Although ABVD (doxorubicin, bleomycin, vinblastine and dacarbazine) therapy has been regarded as a standard of care for advanced-stage Hodgkin lymphoma (HL) since 1992, there has been no prospective data of ABVD therapy in Japan. To investigate the efficacy and safety of ABVd therapy with the lower dose of dacarbazine (250 mg/m2) in patients with newly diagnosed stage II–IV HL, Lymphoma Study Group of Japan Clinical Oncology Group conducted a phase II study. The primary endpoints were complete response rate (%CR) and progression-free survival (PFS). A total of 128 patients with age less than 70 years were enrolled and received 6–8 cycles of ABVd followed by radiation to initial bulky mass. The %CR in 118 eligible patients was 81.4% [95% confidence interval (CI) 73.1–87.9%]. Major toxicity was grade 4 neutropenia (45.3%).
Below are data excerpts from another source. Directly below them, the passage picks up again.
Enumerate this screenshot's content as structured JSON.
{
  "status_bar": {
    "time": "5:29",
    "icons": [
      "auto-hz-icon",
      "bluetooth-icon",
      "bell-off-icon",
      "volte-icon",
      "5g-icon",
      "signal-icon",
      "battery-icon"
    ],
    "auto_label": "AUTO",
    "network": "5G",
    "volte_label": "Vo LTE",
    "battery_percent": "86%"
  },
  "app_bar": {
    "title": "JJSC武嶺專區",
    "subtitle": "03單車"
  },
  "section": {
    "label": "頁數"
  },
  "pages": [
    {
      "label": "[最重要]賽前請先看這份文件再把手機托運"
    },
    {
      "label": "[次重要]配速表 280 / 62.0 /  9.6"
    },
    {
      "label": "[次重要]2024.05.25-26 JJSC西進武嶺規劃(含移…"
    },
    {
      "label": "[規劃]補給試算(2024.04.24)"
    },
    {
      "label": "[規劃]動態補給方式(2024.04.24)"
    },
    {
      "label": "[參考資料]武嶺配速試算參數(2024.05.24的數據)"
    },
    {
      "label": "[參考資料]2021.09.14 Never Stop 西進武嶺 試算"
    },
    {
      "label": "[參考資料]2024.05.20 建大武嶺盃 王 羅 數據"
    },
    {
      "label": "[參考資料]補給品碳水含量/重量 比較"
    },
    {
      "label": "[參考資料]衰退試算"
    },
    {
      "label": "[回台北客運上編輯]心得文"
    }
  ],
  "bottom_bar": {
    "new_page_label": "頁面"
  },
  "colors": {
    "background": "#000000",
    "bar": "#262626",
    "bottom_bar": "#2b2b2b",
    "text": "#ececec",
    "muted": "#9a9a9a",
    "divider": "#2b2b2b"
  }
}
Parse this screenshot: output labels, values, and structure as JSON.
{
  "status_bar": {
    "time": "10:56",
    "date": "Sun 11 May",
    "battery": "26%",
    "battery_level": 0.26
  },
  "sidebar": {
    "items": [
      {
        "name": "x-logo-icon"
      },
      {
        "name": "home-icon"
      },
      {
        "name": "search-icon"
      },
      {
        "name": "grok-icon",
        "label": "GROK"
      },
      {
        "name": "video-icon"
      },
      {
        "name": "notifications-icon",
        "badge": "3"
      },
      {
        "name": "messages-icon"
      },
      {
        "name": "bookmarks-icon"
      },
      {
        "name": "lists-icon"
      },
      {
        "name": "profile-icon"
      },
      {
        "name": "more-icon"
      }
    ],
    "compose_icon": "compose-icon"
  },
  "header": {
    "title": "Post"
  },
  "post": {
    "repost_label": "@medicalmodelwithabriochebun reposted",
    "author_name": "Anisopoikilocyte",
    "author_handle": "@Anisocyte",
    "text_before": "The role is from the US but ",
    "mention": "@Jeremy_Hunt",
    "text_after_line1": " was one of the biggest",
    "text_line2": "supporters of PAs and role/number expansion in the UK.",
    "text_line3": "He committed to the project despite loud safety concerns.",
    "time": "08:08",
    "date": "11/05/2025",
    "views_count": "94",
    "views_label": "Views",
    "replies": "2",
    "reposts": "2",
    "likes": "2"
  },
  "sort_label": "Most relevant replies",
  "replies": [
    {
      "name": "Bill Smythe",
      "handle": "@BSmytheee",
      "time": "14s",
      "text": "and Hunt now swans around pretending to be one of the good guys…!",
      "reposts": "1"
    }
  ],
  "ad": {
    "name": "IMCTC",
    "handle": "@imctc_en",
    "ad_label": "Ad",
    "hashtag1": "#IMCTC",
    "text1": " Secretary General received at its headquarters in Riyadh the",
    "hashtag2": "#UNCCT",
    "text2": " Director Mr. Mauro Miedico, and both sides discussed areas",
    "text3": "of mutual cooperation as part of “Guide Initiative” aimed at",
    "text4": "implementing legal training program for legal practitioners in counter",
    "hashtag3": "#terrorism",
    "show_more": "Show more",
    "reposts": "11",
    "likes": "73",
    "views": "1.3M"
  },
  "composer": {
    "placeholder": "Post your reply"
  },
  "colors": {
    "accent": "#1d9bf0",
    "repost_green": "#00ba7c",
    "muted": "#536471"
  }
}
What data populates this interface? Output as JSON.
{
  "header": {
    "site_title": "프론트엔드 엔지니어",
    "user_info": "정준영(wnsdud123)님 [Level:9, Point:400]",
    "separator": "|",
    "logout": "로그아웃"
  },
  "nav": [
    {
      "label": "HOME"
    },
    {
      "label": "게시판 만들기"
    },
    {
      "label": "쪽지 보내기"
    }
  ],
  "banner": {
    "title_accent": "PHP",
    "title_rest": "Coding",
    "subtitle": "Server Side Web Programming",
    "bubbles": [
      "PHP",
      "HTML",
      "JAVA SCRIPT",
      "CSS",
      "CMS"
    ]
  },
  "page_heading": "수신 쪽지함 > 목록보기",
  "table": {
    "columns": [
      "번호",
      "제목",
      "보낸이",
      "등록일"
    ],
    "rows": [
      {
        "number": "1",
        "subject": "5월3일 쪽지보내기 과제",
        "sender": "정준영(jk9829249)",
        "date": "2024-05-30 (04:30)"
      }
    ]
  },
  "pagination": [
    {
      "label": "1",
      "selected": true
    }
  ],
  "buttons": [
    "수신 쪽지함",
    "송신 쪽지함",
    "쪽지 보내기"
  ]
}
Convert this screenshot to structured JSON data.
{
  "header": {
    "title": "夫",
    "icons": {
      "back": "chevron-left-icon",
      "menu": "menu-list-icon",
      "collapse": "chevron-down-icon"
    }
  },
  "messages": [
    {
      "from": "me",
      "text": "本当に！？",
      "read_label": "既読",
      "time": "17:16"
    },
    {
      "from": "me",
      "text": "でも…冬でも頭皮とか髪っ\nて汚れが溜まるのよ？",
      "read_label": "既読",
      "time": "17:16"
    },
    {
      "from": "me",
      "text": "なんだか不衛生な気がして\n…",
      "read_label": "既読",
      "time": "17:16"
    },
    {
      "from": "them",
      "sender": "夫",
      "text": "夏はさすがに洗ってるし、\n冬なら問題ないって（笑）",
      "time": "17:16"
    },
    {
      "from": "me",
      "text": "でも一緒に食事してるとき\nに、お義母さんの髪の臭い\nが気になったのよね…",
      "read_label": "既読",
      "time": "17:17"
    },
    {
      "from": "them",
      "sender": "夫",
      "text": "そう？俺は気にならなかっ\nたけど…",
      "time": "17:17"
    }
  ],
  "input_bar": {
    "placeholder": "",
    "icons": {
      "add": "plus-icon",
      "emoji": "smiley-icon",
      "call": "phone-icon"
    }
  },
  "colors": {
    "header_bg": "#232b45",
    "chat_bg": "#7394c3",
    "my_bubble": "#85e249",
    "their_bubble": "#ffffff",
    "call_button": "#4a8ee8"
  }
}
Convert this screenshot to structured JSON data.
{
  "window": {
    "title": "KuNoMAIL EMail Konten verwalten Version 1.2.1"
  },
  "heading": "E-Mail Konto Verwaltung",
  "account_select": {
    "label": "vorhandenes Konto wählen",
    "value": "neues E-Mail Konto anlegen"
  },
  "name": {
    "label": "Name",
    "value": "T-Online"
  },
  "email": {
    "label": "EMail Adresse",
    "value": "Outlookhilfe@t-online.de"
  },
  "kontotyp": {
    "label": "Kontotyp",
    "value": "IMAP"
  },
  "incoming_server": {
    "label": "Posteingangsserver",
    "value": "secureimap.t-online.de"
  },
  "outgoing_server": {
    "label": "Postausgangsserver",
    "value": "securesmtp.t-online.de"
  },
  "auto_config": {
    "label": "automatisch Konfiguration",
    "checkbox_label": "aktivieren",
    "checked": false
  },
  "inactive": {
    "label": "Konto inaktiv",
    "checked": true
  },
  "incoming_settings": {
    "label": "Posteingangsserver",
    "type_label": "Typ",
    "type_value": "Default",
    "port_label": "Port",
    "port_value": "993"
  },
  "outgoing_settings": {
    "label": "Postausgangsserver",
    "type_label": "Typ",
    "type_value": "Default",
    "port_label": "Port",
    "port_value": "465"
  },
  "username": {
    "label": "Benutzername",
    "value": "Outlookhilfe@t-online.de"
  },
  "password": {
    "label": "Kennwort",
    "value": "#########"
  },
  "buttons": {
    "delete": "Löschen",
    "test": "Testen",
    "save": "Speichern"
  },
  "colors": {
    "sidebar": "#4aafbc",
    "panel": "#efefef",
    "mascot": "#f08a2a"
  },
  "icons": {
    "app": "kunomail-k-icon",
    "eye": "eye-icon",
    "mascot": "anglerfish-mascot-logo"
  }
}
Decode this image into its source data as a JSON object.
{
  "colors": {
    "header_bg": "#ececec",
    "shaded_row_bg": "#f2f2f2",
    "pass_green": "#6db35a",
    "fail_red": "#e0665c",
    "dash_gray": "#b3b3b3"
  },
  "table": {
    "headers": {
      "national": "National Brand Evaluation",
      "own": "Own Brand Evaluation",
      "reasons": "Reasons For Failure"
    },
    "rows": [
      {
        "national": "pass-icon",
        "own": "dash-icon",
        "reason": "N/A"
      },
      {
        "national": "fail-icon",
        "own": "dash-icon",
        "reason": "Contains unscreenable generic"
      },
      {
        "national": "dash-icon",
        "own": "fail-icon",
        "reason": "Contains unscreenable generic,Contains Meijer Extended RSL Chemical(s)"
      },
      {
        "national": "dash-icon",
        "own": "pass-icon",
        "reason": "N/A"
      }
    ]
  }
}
Grade 3 nausea/vomiting was the most frequent non-hematological toxicity (10.9%). Transient grade 4 constipation, infection (abscess), hypoxemia and hyperbilirubinemia were observed in 4 patients. No treatment-related death was observed. PFS and overall survival at 5 years were 78.4% (95% CI 70.9–85.9%) and 91.3% (95% CI 86.1–96.5%), respectively. In conclusion, ABVd is effective in Japanese patients with stage II–IV HL with acceptable toxicities (UMIN-CTR Number: C000000092).